The weird thing about the Jesus Seminar is that they end up arguing that the Jesus of the Gospels bears little resemblance to the original Jesus. If that's so, if Jesus was so ineffective that his teaching had little impact on the movement that followed him, then why bother studying him? If Jesus was just a misunderstood 20th century academic, then it's the Gospel writers and early Christians who are interesting, in that they came up with this movement that has had such a huge impact on the world.
posted by straight at 11:18 PM on January 31, 2003


If Jesus was just a misunderstood 20th century academic.

You keep repeating this opinion as if it were a fact.

I checked out the Amazon page for this and found a similar argument in a list for False Biblical Book No Christian Should Use by a self-identified Bible scholar.

And yet I find some of the same books listed by a theology major with a positive endorsment.

Intelligent and devout people can believe quite differently about the same things, it seems.
posted by y2karl at 12:02 AM on February 1, 2003


I checked out the Amazon page for this and found a similar argument in a list for False Biblical Book No Christian Should Use by a self-identified Bible scholar.

They repeat the argument because it's true. I can find all sorts of things in Matthew's gospel that challenge the way I think and make me uncomfortable. Try reading the Five Gospels and ask yourself, has Robert Funk left anything in his version of the gospels that doesn't just agree with what he already thinks? Did Thomas Jefferson? The whole exercise of thinking you can find the "real" sayings of Jesus seems to inevitably lead to re-writing Jesus in your own image.

If the gospel writers' portrait of Jesus is substantialy in error, then we probably don't know much of anything about Jesus.

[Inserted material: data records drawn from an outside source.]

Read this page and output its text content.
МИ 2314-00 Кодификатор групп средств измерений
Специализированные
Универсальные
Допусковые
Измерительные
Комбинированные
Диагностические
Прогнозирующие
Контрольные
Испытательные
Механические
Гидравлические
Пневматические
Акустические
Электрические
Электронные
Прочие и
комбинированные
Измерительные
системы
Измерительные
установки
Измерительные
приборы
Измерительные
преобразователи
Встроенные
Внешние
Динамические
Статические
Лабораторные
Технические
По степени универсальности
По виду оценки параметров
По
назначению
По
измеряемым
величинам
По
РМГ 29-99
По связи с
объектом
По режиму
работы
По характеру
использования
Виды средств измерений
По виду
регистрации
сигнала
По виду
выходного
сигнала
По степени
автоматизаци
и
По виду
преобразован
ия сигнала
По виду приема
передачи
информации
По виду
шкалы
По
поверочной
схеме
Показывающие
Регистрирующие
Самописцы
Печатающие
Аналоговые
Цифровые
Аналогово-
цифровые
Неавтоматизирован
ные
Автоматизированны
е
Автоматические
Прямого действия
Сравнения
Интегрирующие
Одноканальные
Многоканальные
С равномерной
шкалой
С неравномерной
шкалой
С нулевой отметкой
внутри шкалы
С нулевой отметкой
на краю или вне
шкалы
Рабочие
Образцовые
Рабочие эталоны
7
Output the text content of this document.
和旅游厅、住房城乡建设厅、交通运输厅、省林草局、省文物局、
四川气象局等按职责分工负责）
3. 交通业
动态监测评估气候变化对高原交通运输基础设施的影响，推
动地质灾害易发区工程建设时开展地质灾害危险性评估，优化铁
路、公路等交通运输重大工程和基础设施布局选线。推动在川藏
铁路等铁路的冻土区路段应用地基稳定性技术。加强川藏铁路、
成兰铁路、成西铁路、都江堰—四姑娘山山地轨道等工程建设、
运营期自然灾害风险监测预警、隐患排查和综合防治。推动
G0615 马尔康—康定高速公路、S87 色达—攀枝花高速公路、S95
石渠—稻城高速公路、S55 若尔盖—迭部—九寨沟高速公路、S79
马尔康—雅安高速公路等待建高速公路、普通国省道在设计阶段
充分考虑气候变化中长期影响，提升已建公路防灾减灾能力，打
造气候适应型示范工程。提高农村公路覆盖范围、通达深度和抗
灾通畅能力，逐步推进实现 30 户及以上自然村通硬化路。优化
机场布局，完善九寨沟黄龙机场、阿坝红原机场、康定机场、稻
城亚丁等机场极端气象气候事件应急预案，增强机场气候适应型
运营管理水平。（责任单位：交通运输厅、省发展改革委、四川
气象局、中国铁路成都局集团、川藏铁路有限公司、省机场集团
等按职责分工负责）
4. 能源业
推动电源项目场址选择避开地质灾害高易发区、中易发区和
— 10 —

As for your self-described "theology major," (this isn't a Theology argument, it's a History and New Testament Studies argument) putting John Shelby Spong on a list of "historical Jesus studies" is not very impressive. Spong is a bishop, not an academic. He's a popularizer of other people's scholarship mixed with his own ideosyncratic and myopic ideas about religion -- Christianity must change or die? Tell that to the exploding Christian churches in Asia, Africa, and Latin America. Maybe New England Episcopalianism must change or die...
posted by straight at 7:51 AM on February 1, 2003


Like, I said, thanks for your opinions.